We are in Frederiksberg, which is a district of Copenhagen.

It is a colorful district, with old streets, quiet residential areas, large parks, a castle, a zoo with wild animals that the cautious fear, and theaters offering dramatic productions. As well as nooks and crannies where the law is trod upon and crushed.

One of these nooks is a lunchroom. It is large, low-ceilinged, and grubby, and patronized by a lively but not always amiable clientele. Sleipner sits at one of its many tables. He sits alone. That’s nothing new. For long periods of time, in fact, he sits there every day, mostly by himself. He is thirty-eight years old, stronger than most but not brutal, and has a heavy face with innocuous features. The articles of clothing he is wearing are wrinkled. The shoes are comfortable to put on and take off, but otherwise they are nothing worth mentioning. His hair is of no specific color and can look a bit greasy. He has almost always been a bachelor.

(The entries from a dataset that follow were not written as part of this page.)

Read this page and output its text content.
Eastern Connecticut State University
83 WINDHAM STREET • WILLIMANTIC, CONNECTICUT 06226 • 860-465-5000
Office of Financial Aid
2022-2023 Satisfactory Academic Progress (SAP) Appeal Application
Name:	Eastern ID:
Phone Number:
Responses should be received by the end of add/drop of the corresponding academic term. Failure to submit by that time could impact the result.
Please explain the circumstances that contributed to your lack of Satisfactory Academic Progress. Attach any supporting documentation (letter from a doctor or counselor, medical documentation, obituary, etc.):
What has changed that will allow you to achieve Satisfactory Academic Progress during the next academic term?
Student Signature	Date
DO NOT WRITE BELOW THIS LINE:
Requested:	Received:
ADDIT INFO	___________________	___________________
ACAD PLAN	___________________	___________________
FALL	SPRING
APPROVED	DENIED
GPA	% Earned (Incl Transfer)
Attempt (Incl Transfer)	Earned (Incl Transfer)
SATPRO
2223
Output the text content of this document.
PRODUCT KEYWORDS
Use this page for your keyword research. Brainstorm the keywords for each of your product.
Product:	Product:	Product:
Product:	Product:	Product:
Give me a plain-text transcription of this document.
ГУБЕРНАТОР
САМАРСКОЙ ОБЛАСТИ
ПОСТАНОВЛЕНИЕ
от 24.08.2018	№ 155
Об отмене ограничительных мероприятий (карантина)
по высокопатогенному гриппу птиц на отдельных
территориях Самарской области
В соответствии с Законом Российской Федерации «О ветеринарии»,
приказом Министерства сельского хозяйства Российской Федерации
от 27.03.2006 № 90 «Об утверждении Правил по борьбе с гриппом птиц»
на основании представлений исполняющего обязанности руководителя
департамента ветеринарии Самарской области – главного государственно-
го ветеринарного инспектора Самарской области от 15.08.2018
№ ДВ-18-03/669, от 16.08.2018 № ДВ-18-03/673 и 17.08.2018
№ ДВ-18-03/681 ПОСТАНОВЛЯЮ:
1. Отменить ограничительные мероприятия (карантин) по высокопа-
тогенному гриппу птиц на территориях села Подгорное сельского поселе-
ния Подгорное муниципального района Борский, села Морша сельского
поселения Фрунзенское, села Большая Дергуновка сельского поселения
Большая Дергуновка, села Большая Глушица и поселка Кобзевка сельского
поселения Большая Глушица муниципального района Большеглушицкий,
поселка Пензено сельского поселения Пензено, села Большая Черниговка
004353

Over the years he has had a number of occupations and has left them, either because they were not independent enough or because he was asked to get out. Now he is a private detective. Because he cannot afford to rent a place of business, he uses his regular table as an office. Those in his crowd know they can find him there. Because there aren’t many in his crowd who have need of a detective, he also provides other similar services.

Most of the time his facial expression remains unchanged. A sleepy mask, seemingly unable to convey either alertness or boredom. Therefore, and perhaps for other reasons, practically no one seeks him out for the pleasure of his company. When someone approaches him and begins a conversation, it is professional in nature. Once in a while a client sits down across from him and begins to present him with a problem, but his only reaction is an acknowledgment of the greeting, should there be one, with a “Hi” and a serious glance. When the problem has been described, he might ask a few questions, then he keeps his mouth shut while thinking. When he has finished thinking, he offers his assistance and sets a price, which includes an advance. For the most part the amounts of money are small. His crowd seldom can afford more. When they have the means, a rare occurrence, usually they don’t have the desire.